課題の絵を酷評されて、絵と一緒に油をかぶって火をつけたけど絵だけは燃え残ったとかいう・・・
 
あと、編入する前の1年のときに和田寮に住んでました。
しょっちゅう門限破って掃除させられてたです。(汗)
その1年前だかの夏休みに部屋のロッカーに閉じこもって死んじゃった人がいるって聞いてびびりました。
4階・・・だっけかな?確かにほかの部屋は埋まってるのに、その部屋だけ誰も住んでなかったですねー。

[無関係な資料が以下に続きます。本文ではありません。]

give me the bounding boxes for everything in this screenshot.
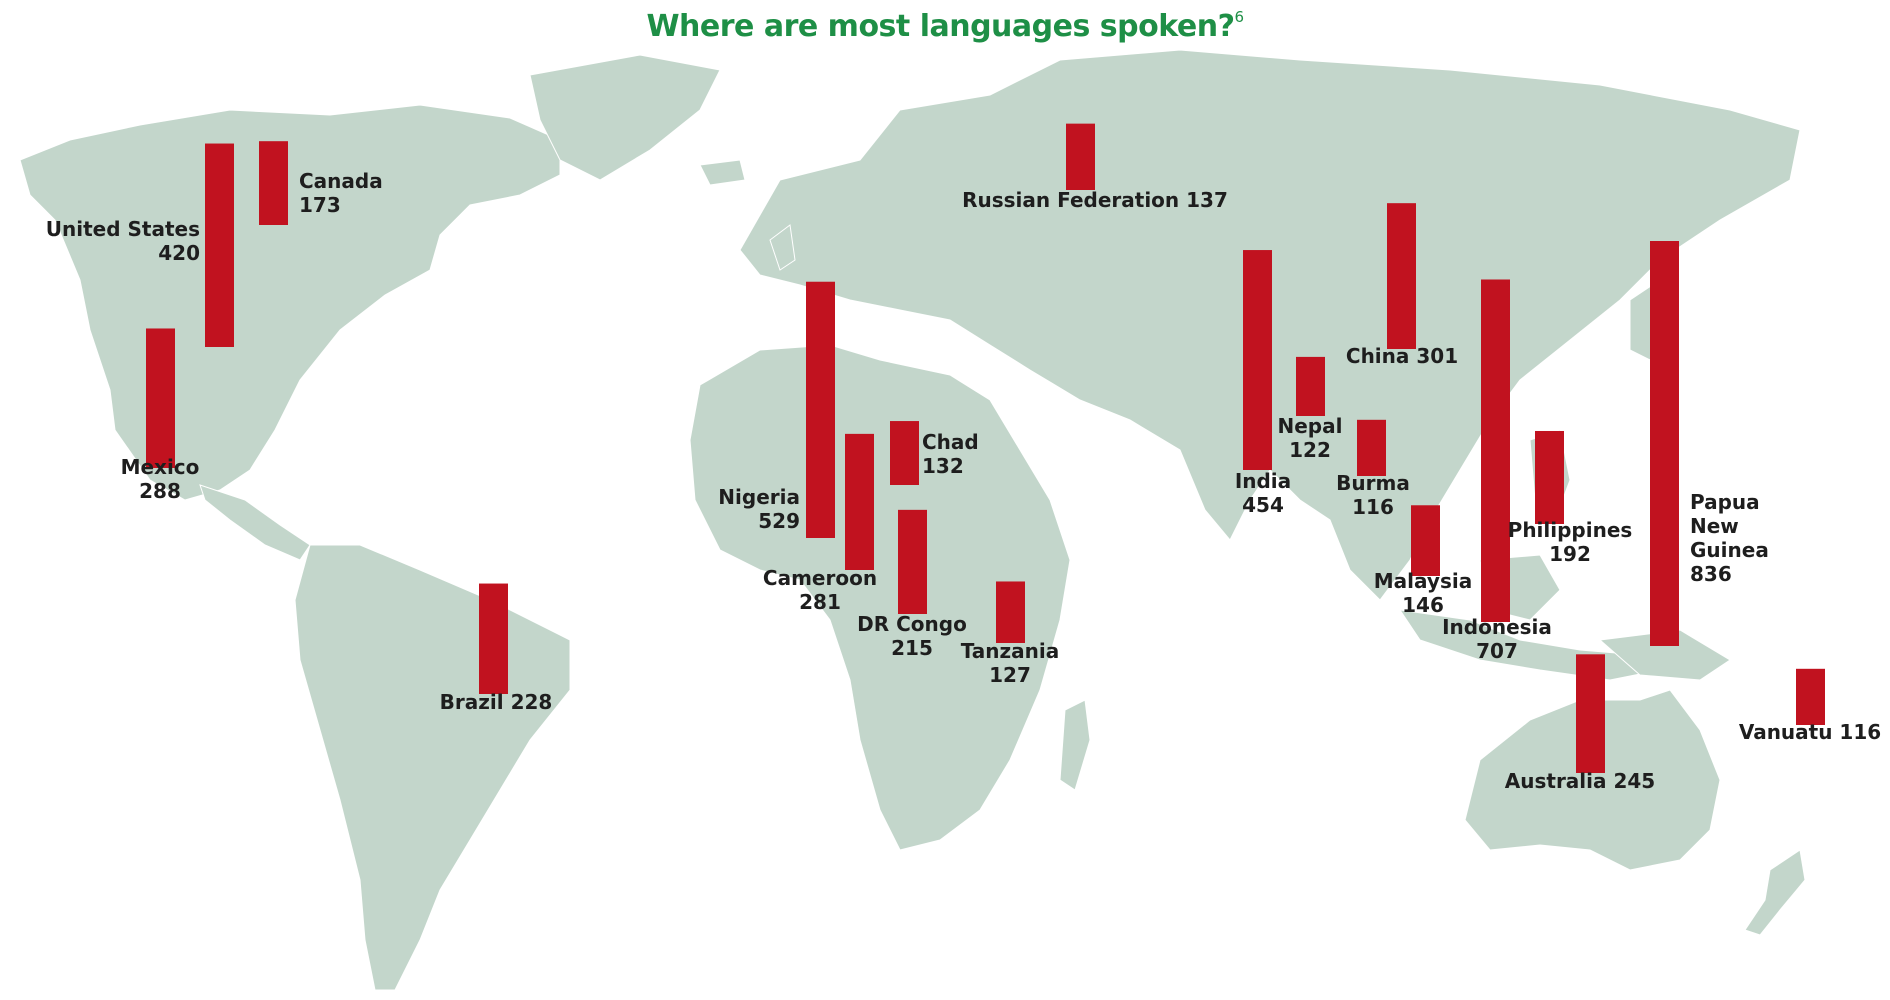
iceland-landmass	[699, 159, 746, 186]
label-united-states: United States 420	[46, 217, 200, 265]
label-line-tanzania-0: Tanzania	[961, 639, 1060, 663]
label-line-mexico-1: 288	[139, 479, 181, 503]
label-line-philippines-0: Philippines	[1508, 518, 1633, 542]
bar-papua-new-guinea	[1650, 241, 1679, 646]
label-mexico: Mexico 288	[121, 455, 200, 503]
label-line-nepal-0: Nepal	[1278, 414, 1343, 438]
bar-nigeria	[806, 281, 835, 538]
label-line-papua-new-guinea-0: Papua	[1690, 490, 1760, 514]
label-line-philippines-1: 192	[1549, 542, 1591, 566]
label-line-canada-1: 173	[299, 193, 341, 217]
label-line-burma-0: Burma	[1336, 471, 1410, 495]
label-line-chad-0: Chad	[922, 430, 979, 454]
title-footnote: 6	[1234, 8, 1244, 26]
bar-india	[1243, 250, 1272, 470]
label-russian-federation: Russian Federation 137	[962, 188, 1228, 212]
label-line-russian-federation-0: Russian Federation 137	[962, 188, 1228, 212]
label-burma: Burma 116	[1336, 471, 1410, 519]
bar-nepal	[1296, 356, 1325, 416]
label-vanuatu: Vanuatu 116	[1739, 720, 1881, 744]
label-line-china-0: China 301	[1346, 344, 1458, 368]
bar-cameroon	[845, 433, 874, 570]
label-line-india-1: 454	[1242, 493, 1284, 517]
label-line-nigeria-0: Nigeria	[718, 485, 800, 509]
label-line-australia-0: Australia 245	[1505, 769, 1655, 793]
bar-vanuatu	[1796, 668, 1825, 725]
label-line-papua-new-guinea-1: New	[1690, 514, 1739, 538]
label-line-cameroon-1: 281	[799, 590, 841, 614]
label-line-vanuatu-0: Vanuatu 116	[1739, 720, 1881, 744]
label-line-tanzania-1: 127	[989, 663, 1031, 687]
label-brazil: Brazil 228	[440, 690, 553, 714]
label-australia: Australia 245	[1505, 769, 1655, 793]
bar-mexico	[146, 328, 175, 468]
bar-tanzania	[996, 581, 1025, 643]
label-malaysia: Malaysia 146	[1374, 569, 1472, 617]
north-america-landmass	[19, 104, 561, 501]
label-line-dr-congo-0: DR Congo	[857, 612, 967, 636]
label-line-brazil-0: Brazil 228	[440, 690, 553, 714]
bar-united-states	[205, 143, 234, 347]
bar-australia	[1576, 654, 1605, 773]
label-india: India 454	[1235, 469, 1291, 517]
label-nepal: Nepal 122	[1278, 414, 1343, 462]
labels-layer: United States 420 Canada 173 Mexico 288 Brazil…	[46, 169, 1881, 793]
label-china: China 301	[1346, 344, 1458, 368]
label-nigeria: Nigeria 529	[718, 485, 800, 533]
british-isles-landmass	[769, 224, 796, 271]
label-philippines: Philippines 192	[1508, 518, 1633, 566]
bar-philippines	[1535, 430, 1564, 524]
label-canada: Canada 173	[299, 169, 383, 217]
label-indonesia: Indonesia 707	[1442, 615, 1552, 663]
chart-title: Where are most languages spoken?6	[0, 8, 1890, 44]
label-line-nepal-1: 122	[1289, 438, 1331, 462]
chart-title-text: Where are most languages spoken?	[646, 9, 1235, 44]
label-line-united-states-0: United States	[46, 217, 200, 241]
label-line-papua-new-guinea-3: 836	[1690, 562, 1732, 586]
central-america-landmass	[199, 484, 311, 561]
label-line-cameroon-0: Cameroon	[763, 566, 877, 590]
bar-burma	[1357, 419, 1386, 476]
label-tanzania: Tanzania 127	[961, 639, 1060, 687]
label-line-indonesia-0: Indonesia	[1442, 615, 1552, 639]
bars-layer	[146, 123, 1825, 773]
greenland-landmass	[529, 54, 721, 181]
label-cameroon: Cameroon 281	[763, 566, 877, 614]
label-line-papua-new-guinea-2: Guinea	[1690, 538, 1769, 562]
bar-brazil	[479, 583, 508, 694]
label-line-chad-1: 132	[922, 454, 964, 478]
africa-landmass	[689, 344, 1071, 851]
label-line-nigeria-1: 529	[758, 509, 800, 533]
label-line-malaysia-0: Malaysia	[1374, 569, 1472, 593]
label-line-indonesia-1: 707	[1476, 639, 1518, 663]
madagascar-landmass	[1059, 699, 1091, 791]
bar-chad	[890, 421, 919, 485]
bar-russian-federation	[1066, 123, 1095, 190]
label-papua-new-guinea: Papua New Guinea 836	[1690, 490, 1769, 586]
label-line-canada-0: Canada	[299, 169, 383, 193]
new-zealand-landmass	[1744, 849, 1806, 936]
bar-malaysia	[1411, 505, 1440, 576]
label-chad: Chad 132	[922, 430, 979, 478]
label-line-burma-1: 116	[1352, 495, 1394, 519]
bar-dr-congo	[898, 509, 927, 614]
label-line-mexico-0: Mexico	[121, 455, 200, 479]
bar-indonesia	[1481, 279, 1510, 622]
bar-canada	[259, 141, 288, 225]
label-line-dr-congo-1: 215	[891, 636, 933, 660]
label-dr-congo: DR Congo 215	[857, 612, 967, 660]
label-line-malaysia-1: 146	[1402, 593, 1444, 617]
south-america-landmass	[294, 544, 571, 991]
label-line-united-states-1: 420	[158, 241, 200, 265]
label-line-india-0: India	[1235, 469, 1291, 493]
bar-china	[1387, 203, 1416, 349]
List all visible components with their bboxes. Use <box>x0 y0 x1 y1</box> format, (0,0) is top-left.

トイレの鏡に首のない女性が映るって話もありました・・・


 平成2年(1990)3月に芸術学部美術学科洋画専攻を卒業した、と云うのですから、入学は(休学・留年・留学などしていなければ)昭和61年(1986)4月です。「編入する前の1年のときに和田寮に住んでい」た、と云うのは、当初、女子美術短期大学に入学してその後4年制の女子美術大学編入した、と云うことで、その1年めの昭和61年度、短大1年生のときに和田寮に入寮していた、と云う訳です。従って、短大入学は川奈氏と同期と云うことになります。
 付属出身ではありませんから、屋上焼身自殺は「聞いたことあります」と噂を書いています。
 寮の方は、川奈氏の話を訂正するものと位置付けられそうです。1年間しか入寮していなかったようなので、時期については信用して良いでしょう。川奈氏が聞いた通り「夏休み」なのですが「1年前だか」すなわち昭和60年(1985)かその前年辺りの「夏休み」なのです。[10]番は「押し入れで死んでた」との風聞を記していましたが、やはり川奈氏の聞いた通り「部屋のロッカー」です。
 これで川奈氏の記述の疑問点は解消されそうです。昭和60年(1985)夏に事件は起こり、ロッカーを処分しリフォームしたものの、結局、昭和61年度に[14]番が気付いたときには空室、そして昭和61年度か昭和62年度、川奈氏の在学中に川奈氏が寮を訪ねたときにも空室になっていました。
 そして、寮の事件を川奈氏が焼身自殺の「少し後」と書いていた理由も、見えて来たように思います。――10月17日付(14)に引用した箇所の書き振りからして、川奈氏は寮の事件を、短大進学前のことのように扱っているものと思われます。そして[14]番の書き込みによってこれは確認出来ました(本当は昭和60年度の寮生の証言が欲しいところなのですが)。問題があるのは焼身自殺の時期の方です。10月16日付(13)にも疑問を表明しましたが、どうも、高3の3学期と云う雰囲気がしないのです。もっと平常時の出来事のように書かれているように思われるのでしたが、川奈氏が自分が短大に入学する前年の夏休みのさらに前、高2の3学期に焼身自殺が起こったと思っているのだとすれば、この疑問は解消されます。内部進学した川奈氏は、高校卒業後にも同じキャンパスに通学し続けたので(学生にも付属以来の面々がいたことでしょうから)高校と短大で記憶にハッキリとした境界線を引くことが出来ず、実は短大進学後に訪ねた時計塔の記憶を、高校時代のことのように思い込んでしまったらしいのです。
 寮の事件は、報道もされなかったでしょうから、今から時期を記した資料を見付けるのは困難でしょう。当然付属の生徒たちに知らされることもなく、内部進学後、寮生と同級生になって初めて、さすがに寮生には前年のことは隠せませんから、そこから徐々に広まって行ったもののようです。すなわち、川奈氏が知った順序としては焼身自殺が先で「その少し後」に寮の事件、と云うことになります。しかしながら、屋上焼身自殺の方は「十四台も消防車が駆けつけ」る騒ぎになって「週刊誌でも報じられ」てしまったくらいなのですから、時期の特定は左程難しくないはずです。――その手続きを怠ったがために、記述に混乱が生じてしまったことが誠に残念です。(以下続稿)

*1:この3つの書き込みについては別に機会があれば検討します。